# Homework Help: Le Chatelier and Equilibrium

1. Apr 11, 2016

### terryds

1. The problem statement, all variables and given/known data
At certain pressure and temperature in a 2 L closed flask, equilibrium reaction undergoes such as :

N2 (g) + O2 (g) ↔ 2NO (g)

Each concentration of the substances in equilibrium is 0.8 M.
If we add 2 mole of NO2 gas into the flask, then the concentration of N2 gas in the new equilibrium is ...

A. 1.13 M
B. 1.80 M
C. 2.20 M
D. 2.60 M
E. 2.80 M

2. Relevant equations

Kc = products of right molarity / products of left molarity

3. The attempt at a solution

At initial equilibrium
Kc = (0.8)^2 / (0.8)(0.8) = 1

Change in mole = 2 mole => Change in molarity = 2 mole / 2 liter = 2 M

At final equilibrium
Kc = (1.8)^2 / (x^2)
1 = (1.8)^2 / (x^2)
x = 1.8 M

However, the answer key is A. 1.13 M

2. Apr 11, 2016

### Staff: Mentor

Do you mean NO?

3. Apr 11, 2016

### Staff: Mentor

Nope, concentration of NO at equilibrium is not 1.8.

This is best done using an ICE table.

4. Apr 11, 2016

### terryds

NO2 is what written in the problem.
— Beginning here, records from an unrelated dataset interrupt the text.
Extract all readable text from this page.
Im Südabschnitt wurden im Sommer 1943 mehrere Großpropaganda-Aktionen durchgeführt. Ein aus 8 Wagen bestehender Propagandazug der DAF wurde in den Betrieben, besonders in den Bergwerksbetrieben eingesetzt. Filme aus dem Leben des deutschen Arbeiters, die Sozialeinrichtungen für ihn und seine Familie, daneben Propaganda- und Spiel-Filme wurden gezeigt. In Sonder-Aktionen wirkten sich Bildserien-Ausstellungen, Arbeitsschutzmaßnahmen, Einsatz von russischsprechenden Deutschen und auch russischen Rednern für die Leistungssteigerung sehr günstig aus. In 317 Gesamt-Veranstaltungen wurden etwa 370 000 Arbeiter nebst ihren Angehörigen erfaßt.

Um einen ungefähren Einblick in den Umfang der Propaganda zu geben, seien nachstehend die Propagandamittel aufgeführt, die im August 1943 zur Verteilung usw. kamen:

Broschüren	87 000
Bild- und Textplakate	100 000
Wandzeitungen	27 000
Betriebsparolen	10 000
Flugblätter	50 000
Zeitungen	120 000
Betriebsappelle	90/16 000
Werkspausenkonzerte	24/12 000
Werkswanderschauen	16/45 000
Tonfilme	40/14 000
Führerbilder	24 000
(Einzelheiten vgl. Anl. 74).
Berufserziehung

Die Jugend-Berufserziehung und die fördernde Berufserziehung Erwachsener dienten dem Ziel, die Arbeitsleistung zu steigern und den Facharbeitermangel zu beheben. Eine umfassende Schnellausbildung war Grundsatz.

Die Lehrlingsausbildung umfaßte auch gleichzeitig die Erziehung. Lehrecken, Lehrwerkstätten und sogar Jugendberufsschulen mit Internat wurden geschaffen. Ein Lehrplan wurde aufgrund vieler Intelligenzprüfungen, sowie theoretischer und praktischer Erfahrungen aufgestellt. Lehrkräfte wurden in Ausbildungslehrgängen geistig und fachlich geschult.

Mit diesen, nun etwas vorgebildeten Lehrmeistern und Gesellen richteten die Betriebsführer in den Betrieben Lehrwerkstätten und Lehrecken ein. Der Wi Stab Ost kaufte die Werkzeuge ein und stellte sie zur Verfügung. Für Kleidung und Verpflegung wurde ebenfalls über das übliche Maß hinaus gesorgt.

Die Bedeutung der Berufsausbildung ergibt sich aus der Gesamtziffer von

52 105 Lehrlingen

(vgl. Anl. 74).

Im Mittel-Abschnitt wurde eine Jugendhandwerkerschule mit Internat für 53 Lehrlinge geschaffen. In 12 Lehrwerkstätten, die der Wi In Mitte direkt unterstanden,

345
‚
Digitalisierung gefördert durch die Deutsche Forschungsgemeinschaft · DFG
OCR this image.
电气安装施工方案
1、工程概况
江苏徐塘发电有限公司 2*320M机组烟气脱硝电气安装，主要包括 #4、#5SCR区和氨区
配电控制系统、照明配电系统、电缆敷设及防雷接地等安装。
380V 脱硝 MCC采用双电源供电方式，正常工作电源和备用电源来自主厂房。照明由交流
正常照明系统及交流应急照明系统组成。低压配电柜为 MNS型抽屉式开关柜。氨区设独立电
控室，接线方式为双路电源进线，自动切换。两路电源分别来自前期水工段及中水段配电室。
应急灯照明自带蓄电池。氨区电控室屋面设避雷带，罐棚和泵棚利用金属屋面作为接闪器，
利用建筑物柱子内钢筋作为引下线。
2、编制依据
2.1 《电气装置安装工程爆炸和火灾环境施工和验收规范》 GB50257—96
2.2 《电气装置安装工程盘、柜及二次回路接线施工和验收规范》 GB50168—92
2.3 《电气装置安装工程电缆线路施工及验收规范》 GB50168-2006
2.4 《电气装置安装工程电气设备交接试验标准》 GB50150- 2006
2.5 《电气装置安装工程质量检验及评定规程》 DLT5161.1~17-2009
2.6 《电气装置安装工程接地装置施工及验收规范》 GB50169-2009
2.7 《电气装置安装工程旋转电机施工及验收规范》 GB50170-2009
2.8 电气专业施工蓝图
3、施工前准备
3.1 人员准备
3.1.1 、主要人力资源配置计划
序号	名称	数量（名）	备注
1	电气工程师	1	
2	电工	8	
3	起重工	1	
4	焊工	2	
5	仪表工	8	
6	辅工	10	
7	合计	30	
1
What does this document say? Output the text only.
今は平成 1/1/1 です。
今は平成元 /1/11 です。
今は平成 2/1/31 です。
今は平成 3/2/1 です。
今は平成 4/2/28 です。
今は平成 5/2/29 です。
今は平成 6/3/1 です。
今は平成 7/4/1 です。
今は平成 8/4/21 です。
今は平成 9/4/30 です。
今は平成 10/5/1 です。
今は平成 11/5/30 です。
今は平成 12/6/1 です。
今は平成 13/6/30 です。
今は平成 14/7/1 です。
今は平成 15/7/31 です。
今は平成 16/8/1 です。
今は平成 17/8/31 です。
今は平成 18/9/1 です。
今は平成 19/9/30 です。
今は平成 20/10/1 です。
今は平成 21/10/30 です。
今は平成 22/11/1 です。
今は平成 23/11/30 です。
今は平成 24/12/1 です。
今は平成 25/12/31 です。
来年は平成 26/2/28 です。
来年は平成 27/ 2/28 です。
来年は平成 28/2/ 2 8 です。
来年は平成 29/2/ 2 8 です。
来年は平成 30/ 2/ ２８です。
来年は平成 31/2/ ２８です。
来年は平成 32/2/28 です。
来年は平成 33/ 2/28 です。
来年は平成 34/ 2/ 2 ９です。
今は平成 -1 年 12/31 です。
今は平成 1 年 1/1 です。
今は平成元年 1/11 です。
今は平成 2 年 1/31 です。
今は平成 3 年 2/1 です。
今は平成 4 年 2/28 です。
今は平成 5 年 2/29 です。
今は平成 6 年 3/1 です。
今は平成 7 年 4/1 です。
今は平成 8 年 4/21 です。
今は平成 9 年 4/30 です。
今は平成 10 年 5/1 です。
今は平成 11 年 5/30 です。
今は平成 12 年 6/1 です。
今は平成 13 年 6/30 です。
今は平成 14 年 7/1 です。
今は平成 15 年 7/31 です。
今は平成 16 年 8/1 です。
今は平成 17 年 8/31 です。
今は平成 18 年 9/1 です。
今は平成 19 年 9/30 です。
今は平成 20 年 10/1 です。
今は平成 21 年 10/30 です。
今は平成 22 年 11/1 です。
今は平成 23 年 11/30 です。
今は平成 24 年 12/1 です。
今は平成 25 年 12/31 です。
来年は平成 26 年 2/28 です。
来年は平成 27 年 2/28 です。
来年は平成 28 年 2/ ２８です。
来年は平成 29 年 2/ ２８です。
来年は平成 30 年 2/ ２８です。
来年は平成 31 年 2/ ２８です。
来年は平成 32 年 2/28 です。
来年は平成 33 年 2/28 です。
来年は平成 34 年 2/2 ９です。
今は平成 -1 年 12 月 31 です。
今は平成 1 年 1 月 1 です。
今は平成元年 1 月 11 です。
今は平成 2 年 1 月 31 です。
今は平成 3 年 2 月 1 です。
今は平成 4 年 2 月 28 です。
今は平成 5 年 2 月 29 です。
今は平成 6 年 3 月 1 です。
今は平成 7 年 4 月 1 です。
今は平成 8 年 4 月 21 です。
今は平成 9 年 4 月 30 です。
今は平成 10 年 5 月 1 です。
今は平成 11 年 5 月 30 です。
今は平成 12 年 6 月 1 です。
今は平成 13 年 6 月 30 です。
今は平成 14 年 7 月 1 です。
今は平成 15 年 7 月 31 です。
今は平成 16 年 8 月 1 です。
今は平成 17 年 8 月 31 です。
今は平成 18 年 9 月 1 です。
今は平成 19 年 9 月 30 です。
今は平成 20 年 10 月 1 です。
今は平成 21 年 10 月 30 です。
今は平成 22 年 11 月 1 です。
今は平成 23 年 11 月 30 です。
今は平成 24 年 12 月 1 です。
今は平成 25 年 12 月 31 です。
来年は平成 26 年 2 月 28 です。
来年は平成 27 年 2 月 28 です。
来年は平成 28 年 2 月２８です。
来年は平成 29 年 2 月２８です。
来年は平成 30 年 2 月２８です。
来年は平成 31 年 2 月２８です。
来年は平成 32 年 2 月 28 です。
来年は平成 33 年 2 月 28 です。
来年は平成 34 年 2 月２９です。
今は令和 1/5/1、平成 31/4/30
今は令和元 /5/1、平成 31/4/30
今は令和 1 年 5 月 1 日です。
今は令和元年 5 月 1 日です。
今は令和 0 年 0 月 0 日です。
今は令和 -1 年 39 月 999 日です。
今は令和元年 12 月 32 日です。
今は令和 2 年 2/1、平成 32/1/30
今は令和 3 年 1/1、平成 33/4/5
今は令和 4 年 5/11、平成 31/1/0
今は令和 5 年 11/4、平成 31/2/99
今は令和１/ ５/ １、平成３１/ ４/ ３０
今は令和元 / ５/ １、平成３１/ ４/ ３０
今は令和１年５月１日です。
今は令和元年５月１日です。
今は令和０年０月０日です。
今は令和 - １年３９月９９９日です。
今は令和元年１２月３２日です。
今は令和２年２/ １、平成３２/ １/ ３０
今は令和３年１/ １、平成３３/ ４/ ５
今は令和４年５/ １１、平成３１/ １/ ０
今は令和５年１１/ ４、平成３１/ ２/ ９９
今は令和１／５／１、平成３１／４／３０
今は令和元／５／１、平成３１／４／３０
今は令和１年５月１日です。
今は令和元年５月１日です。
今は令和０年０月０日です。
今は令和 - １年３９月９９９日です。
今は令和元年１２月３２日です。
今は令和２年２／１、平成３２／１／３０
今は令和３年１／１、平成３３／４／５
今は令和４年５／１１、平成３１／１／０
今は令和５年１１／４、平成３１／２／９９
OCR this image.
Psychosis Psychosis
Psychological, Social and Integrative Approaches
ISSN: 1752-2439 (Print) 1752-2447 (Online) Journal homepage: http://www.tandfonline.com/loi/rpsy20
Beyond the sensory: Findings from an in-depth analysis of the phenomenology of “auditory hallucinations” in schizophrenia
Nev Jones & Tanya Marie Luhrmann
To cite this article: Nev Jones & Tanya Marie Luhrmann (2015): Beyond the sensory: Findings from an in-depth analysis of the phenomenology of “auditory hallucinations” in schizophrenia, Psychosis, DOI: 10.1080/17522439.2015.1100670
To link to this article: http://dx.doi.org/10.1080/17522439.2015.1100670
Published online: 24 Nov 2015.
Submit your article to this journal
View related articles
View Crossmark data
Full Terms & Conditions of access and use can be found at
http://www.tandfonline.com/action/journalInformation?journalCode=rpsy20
Maybe, it's a typo from the problem-maker.

Okay, I'll try

Kc = (1.8-2x)^2/(0.8+x)^2
1 = (1.8-2x)^2/(0.8+x)^2

Using calculator, x = 0.3333 M
N2 concentration = 0.8+0.33 = 1.13 M

Thanks for all your help! ICE table is really a reliable method!

5. Apr 11, 2016

### Staff: Mentor

Remember ICE is just an easy and convenient way of keeping track of the stoichiometry, it doesn't add anything new to the way we solve equilibrium problems.